Sur ce, il a évoqué le Programme de Résilience Economique et Sociale (PRES), initié pour soutenir les populations et les entreprises, et en conséquence. Le budget initial dudit programme fût réorganisé pour permettre le financement des 1 000 milliards FCfa du fonds FORCE COVID-19. « C’est dans ce contexte qu’une loi de finances rectificative a été promulguée sous la forme d’une ordonnance prise par le Chef de l’Etat. Puisqu’il fallait aller vite et frapper fort. Le virus n’attendant pas », dit-il. Le Ministre du budget a constaté qu’il en a découlé une réévaluation des ressources et charges, de même qu’une révision du niveau de déficit budgétaire de 3 à 6,1%.

La mise en œuvre du PRES a connu un franc succès grâce à la mobilisation satisfaisante des ressources internes (recettes fiscales et contribution volontaire des sénégalais pour environ 20 milliards FCFA). Mais aussi externes (appui financier exceptionnel des Partenaires techniques et financiers), sans oublier la célérité apportée dans les procédures de contractualisation et de paiement.

D’après le Ministre, à la date du 25 novembre 2020, les dépenses décaissables du PRES, d’un montant de 628,4 milliards FCfa, ont été totalement couvertes par les ressources mobilisées d’un montant de 774,214 milliards FCFA, soit un taux de couverture de 123,2%. Tandis que le package de mesures fiscales et douanières évalué à 371,6 milliards FCfa a connu un niveau de réalisation très satisfaisant.

Ainsi, en dépit de la crise sanitaire et économique, cette année qui s’achève, a connu une activité intense, à telle enseigne que les objectifs de recouvrement des recettes budgétaires sont à ce jour atteints, voire dépassés. Les dépenses publiques, retient-il, sont payées à un rythme satisfaisant ; les principaux indicateurs quantitatifs de gestion sont atteints : cible de déficit budgétaire, plancher des recettes fiscales, plafond des instances de paiement, plancher des dépenses sociales, encours de la dette publique ; les relations avec les partenaires techniques et financiers sont au beau fixe, comme l’atteste le résultat concluant de la deuxième revue de l’ICPE ; les entreprises bénéficient d’un soutien optimal de la part de l’Etat, ce qui nous a permis de « limiter les dégâts » infligés par la Covid-19 à l’économie. « En 2020, le choc a été violent.
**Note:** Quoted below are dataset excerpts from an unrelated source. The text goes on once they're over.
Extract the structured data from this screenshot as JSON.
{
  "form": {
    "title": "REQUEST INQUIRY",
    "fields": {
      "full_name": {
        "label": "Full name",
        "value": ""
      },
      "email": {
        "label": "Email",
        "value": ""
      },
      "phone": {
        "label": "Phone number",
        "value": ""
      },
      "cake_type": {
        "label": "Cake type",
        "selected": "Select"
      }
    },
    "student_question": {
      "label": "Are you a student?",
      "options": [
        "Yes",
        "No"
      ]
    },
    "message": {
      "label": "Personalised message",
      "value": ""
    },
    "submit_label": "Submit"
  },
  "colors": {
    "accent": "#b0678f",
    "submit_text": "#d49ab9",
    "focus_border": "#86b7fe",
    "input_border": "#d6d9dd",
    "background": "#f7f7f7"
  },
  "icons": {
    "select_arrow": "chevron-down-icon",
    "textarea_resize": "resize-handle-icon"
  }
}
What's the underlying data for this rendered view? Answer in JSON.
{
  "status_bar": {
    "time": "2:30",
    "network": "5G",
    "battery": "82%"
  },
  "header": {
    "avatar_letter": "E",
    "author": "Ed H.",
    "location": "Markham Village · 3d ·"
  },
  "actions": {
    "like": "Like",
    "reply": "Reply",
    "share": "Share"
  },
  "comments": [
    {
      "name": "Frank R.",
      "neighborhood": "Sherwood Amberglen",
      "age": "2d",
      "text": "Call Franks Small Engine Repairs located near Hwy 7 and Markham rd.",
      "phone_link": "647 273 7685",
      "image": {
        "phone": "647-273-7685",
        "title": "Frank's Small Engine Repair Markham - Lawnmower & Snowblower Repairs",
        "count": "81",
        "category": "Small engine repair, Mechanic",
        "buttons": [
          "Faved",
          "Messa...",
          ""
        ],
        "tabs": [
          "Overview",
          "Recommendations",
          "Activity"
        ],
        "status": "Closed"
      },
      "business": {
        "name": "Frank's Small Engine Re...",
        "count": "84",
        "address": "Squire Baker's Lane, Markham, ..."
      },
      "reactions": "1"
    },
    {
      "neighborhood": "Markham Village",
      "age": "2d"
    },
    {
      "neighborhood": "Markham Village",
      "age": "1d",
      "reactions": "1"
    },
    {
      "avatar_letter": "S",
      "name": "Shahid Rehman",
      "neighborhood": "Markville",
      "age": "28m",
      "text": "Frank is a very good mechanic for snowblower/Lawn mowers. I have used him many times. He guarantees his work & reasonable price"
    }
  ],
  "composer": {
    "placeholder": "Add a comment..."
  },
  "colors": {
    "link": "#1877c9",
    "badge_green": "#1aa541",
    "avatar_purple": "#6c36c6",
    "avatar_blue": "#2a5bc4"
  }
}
Comme tout le monde, nous avons subi. Mieux que la plupart des autres, nous avons résisté. A présent, nous voulons relancer la machine économique », promet-il.
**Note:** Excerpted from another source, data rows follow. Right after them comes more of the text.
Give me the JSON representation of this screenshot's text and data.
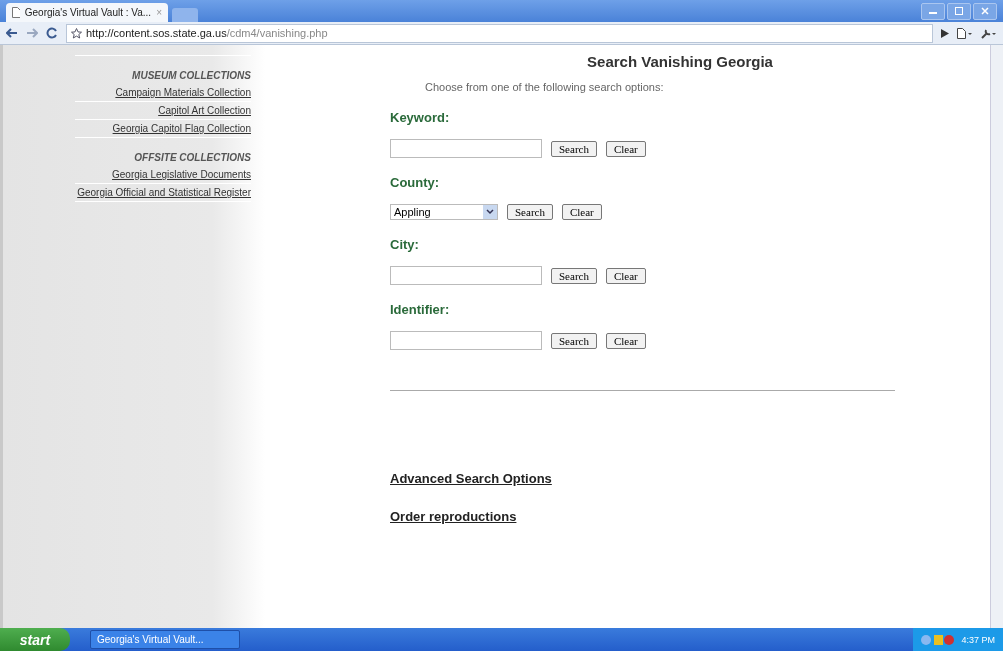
{
  "browser": {
    "tab_title": "Georgia's Virtual Vault : Va...",
    "tab_close": "×",
    "url_host": "http://content.sos.state.ga.us",
    "url_path": "/cdm4/vanishing.php"
  },
  "sidebar": {
    "sections": [
      {
        "heading": "MUSEUM COLLECTIONS",
        "links": [
          "Campaign Materials Collection",
          "Capitol Art Collection",
          "Georgia Capitol Flag Collection"
        ]
      },
      {
        "heading": "OFFSITE COLLECTIONS",
        "links": [
          "Georgia Legislative Documents",
          "Georgia Official and Statistical Register"
        ]
      }
    ]
  },
  "main": {
    "title": "Search Vanishing Georgia",
    "intro": "Choose from one of the following search options:",
    "fields": [
      {
        "label": "Keyword:",
        "kind": "text",
        "buttons": [
          "Search",
          "Clear"
        ]
      },
      {
        "label": "County:",
        "kind": "select",
        "value": "Appling",
        "buttons": [
          "Search",
          "Clear"
        ]
      },
      {
        "label": "City:",
        "kind": "text",
        "buttons": [
          "Search",
          "Clear"
        ]
      },
      {
        "label": "Identifier:",
        "kind": "text",
        "buttons": [
          "Search",
          "Clear"
        ]
      }
    ],
    "links": [
      "Advanced Search Options",
      "Order reproductions"
    ]
  },
  "taskbar": {
    "start": "start",
    "task": "Georgia's Virtual Vault...",
    "clock": "4:37 PM"
  }
}
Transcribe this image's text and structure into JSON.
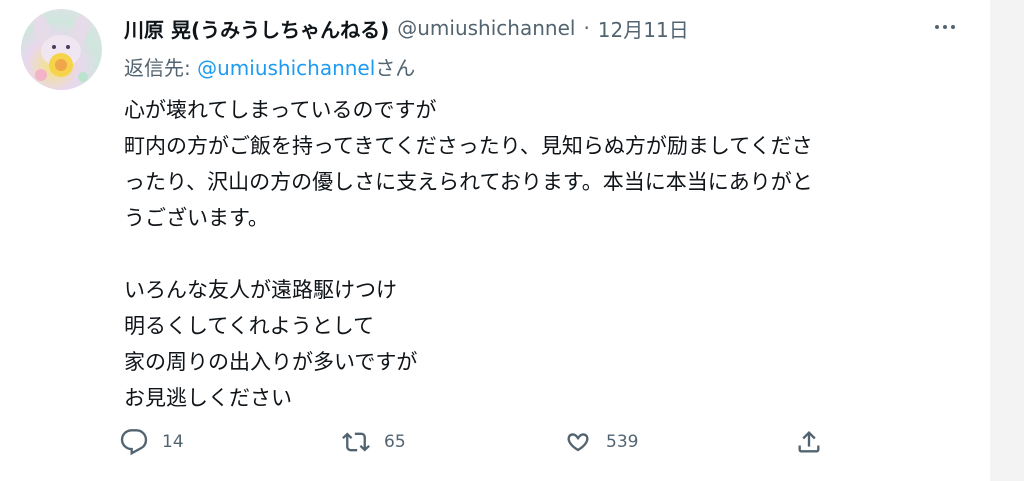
{
  "tweet": {
    "display_name": "川原 晃(うみうしちゃんねる)",
    "handle": "@umiushichannel",
    "separator": "·",
    "date": "12月11日",
    "reply_prefix": "返信先: ",
    "reply_to": "@umiushichannel",
    "reply_suffix": "さん",
    "lines_para1": [
      "心が壊れてしまっているのですが",
      "町内の方がご飯を持ってきてくださったり、見知らぬ方が励ましてくださ",
      "ったり、沢山の方の優しさに支えられております。本当に本当にありがと",
      "うございます。"
    ],
    "lines_para2": [
      "いろんな友人が遠路駆けつけ",
      "明るくしてくれようとして",
      "家の周りの出入りが多いですが",
      "お見逃しください"
    ]
  },
  "actions": {
    "reply_count": "14",
    "retweet_count": "65",
    "like_count": "539"
  },
  "icons": {
    "more": "more-icon",
    "reply": "reply-icon",
    "retweet": "retweet-icon",
    "like": "heart-icon",
    "share": "share-icon"
  },
  "colors": {
    "text": "#0f1419",
    "secondary": "#536471",
    "accent": "#1d9bf0"
  }
}
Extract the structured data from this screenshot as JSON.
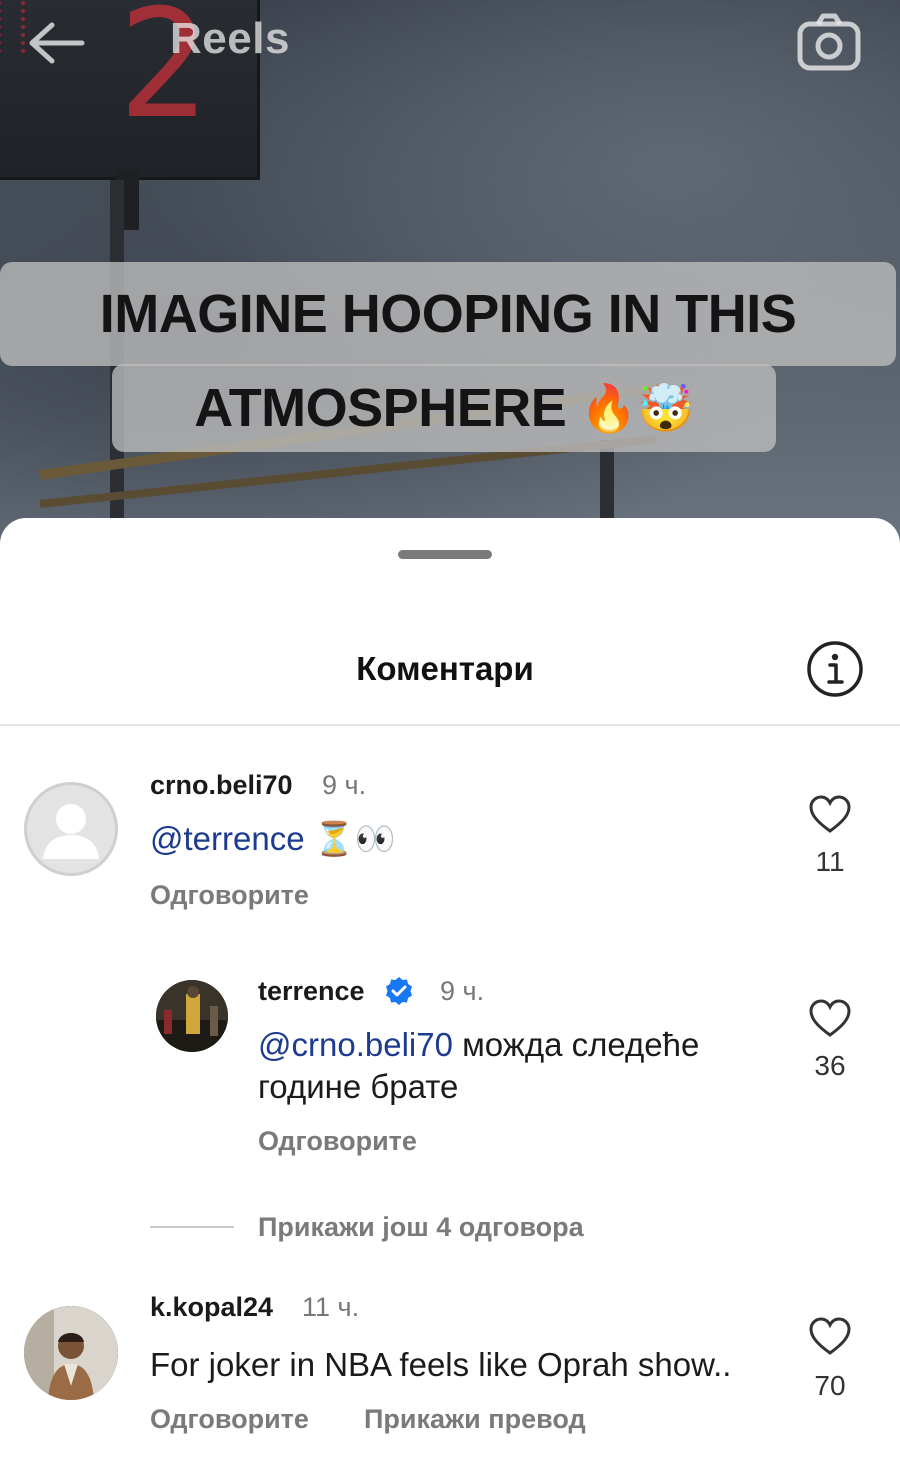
{
  "topbar": {
    "title": "Reels",
    "back_icon": "arrow-left-icon",
    "camera_icon": "camera-icon"
  },
  "video": {
    "shot_clock_value": "2",
    "caption_line_1": "IMAGINE HOOPING IN THIS",
    "caption_line_2": "ATMOSPHERE",
    "caption_emojis": "🔥🤯"
  },
  "sheet": {
    "title": "Коментари",
    "info_icon": "info-icon"
  },
  "comments": [
    {
      "username": "crno.beli70",
      "time": "9 ч.",
      "mention": "@terrence",
      "text": " ⏳👀",
      "reply_label": "Одговорите",
      "likes": "11"
    },
    {
      "username": "terrence",
      "verified": true,
      "time": "9 ч.",
      "mention": "@crno.beli70",
      "text_line_1": " можда следеће",
      "text_line_2": "године брате",
      "reply_label": "Одговорите",
      "likes": "36"
    },
    {
      "username": "k.kopal24",
      "time": "11 ч.",
      "text": "For joker in NBA feels like Oprah show..",
      "reply_label": "Одговорите",
      "translate_label": "Прикажи превод",
      "likes": "70"
    }
  ],
  "more_replies_label": "Прикажи још 4 одговора",
  "colors": {
    "mention": "#1d3b8f",
    "verified": "#1877f2",
    "secondary_text": "#7a7a7a"
  }
}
2021, une année de l’espoir

A cet effet, il espère que 2021 devra être l’année du redressement, de la relance, de la poursuite de la transformation du modèle économique afin d’aboutir à plus de création de richesses et d’emplois pour éradiquer la pauvreté.

En 2021, la croissance devrait s’afficher à 5,2% et le taux d’inflation contenu à 1,7%.
Le projet de loi de finances est arrêté à 4 589,15 milliards FCFA contre 4 215,2 milliards FCfa en 2020, soit une hausse de 373,95 milliards FCFA en valeur absolue et de 8,9% en valeur relative.
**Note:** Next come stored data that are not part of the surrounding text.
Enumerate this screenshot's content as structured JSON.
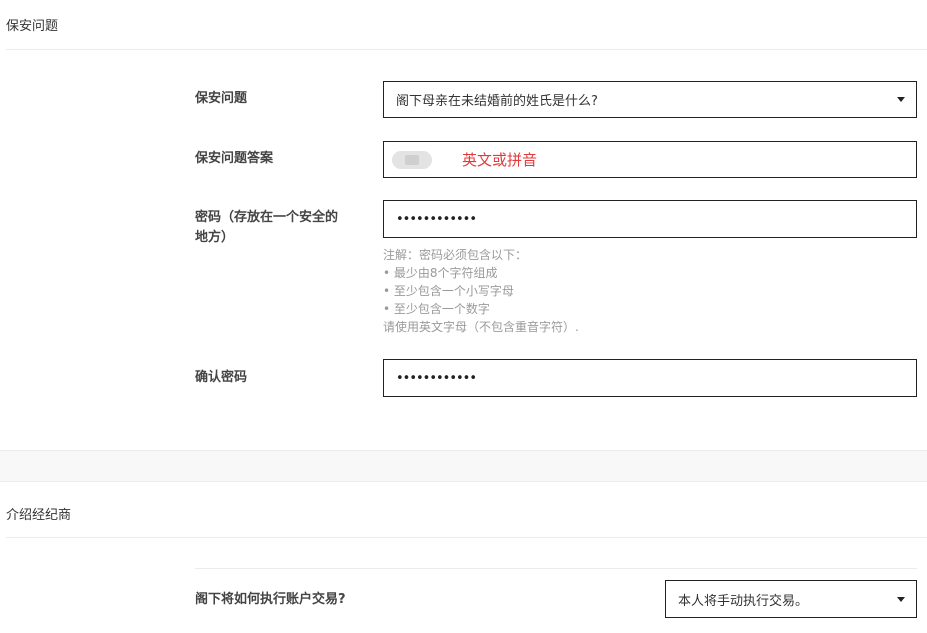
{
  "security_section": {
    "title": "保安问题",
    "question_label": "保安问题",
    "question_value": "阁下母亲在未结婚前的姓氏是什么?",
    "answer_label": "保安问题答案",
    "answer_hint": "英文或拼音",
    "password_label_line1": "密码（存放在一个安全的",
    "password_label_line2": "地方）",
    "password_value": "••••••••••••",
    "notes": [
      "注解：密码必须包含以下：",
      "• 最少由8个字符组成",
      "• 至少包含一个小写字母",
      "• 至少包含一个数字",
      "请使用英文字母（不包含重音字符）."
    ],
    "confirm_label": "确认密码",
    "confirm_value": "••••••••••••"
  },
  "broker_section": {
    "title": "介绍经纪商",
    "trade_label": "阁下将如何执行账户交易?",
    "trade_value": "本人将手动执行交易。"
  }
}
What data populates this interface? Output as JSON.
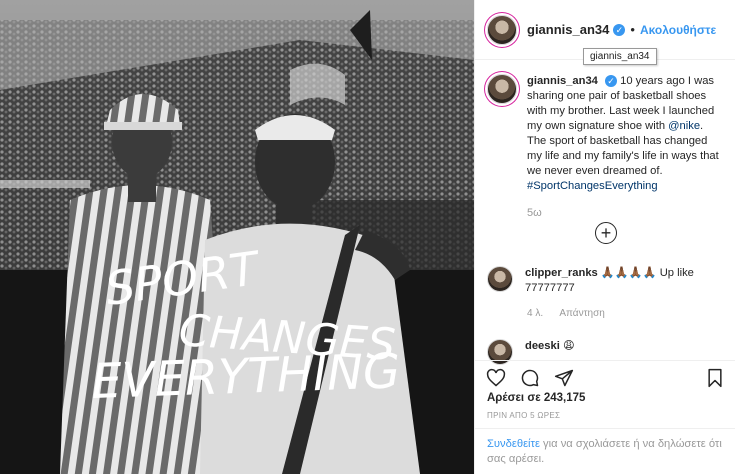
{
  "post": {
    "username": "giannis_an34",
    "follow_label": "Ακολουθήστε",
    "tooltip": "giannis_an34",
    "overlay_lines": [
      "SPORT",
      "CHANGES",
      "EVERYTHING"
    ],
    "caption": {
      "username": "giannis_an34",
      "text_part1": "10 years ago I was sharing one pair of basketball shoes with my brother.  Last week I launched my own signature shoe with ",
      "mention": "@nike",
      "text_part2": ". The sport of basketball has changed my life and my family's life in ways that we never even dreamed of. ",
      "hashtag": "#SportChangesEverything",
      "time": "5ω"
    },
    "comments": [
      {
        "username": "clipper_ranks",
        "text": "🙏🏾🙏🏾🙏🏾🙏🏾 Up like 77777777",
        "time": "4 λ.",
        "reply_label": "Απάντηση"
      },
      {
        "username": "deeski",
        "text": "😩"
      }
    ],
    "likes_label": "Αρέσει σε 243,175",
    "posted_label": "ΠΡΙΝ ΑΠΟ 5 ΩΡΕΣ",
    "login": {
      "link": "Συνδεθείτε",
      "rest": " για να σχολιάσετε ή να δηλώσετε ότι σας αρέσει."
    }
  },
  "icons": {
    "verified": "verified-badge-icon",
    "heart": "heart-icon",
    "comment": "comment-icon",
    "share": "share-icon",
    "bookmark": "bookmark-icon",
    "load_more": "plus-circle-icon"
  },
  "colors": {
    "link": "#3897f0",
    "text": "#262626",
    "muted": "#999999",
    "border": "#efefef"
  }
}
Sur le plan de la maîtrise des finances publiques, il promet un amorcement de la baisse du déficit budgétaire, lequel est attendu à 5% contre 6,1% de la LFR 2020. Cette progression des recettes budgétaires, comparativement à la LFR 2020, résulte de la concentration des efforts des administrations fiscales et douanières sur leur modernisation interne, la lutte contre les fraudes fiscale et douanière, l’encouragement du civisme fiscal, le renforcement de la formation des effectifs et l’instauration d’une nouvelle culture de dialogue avec les contribuables.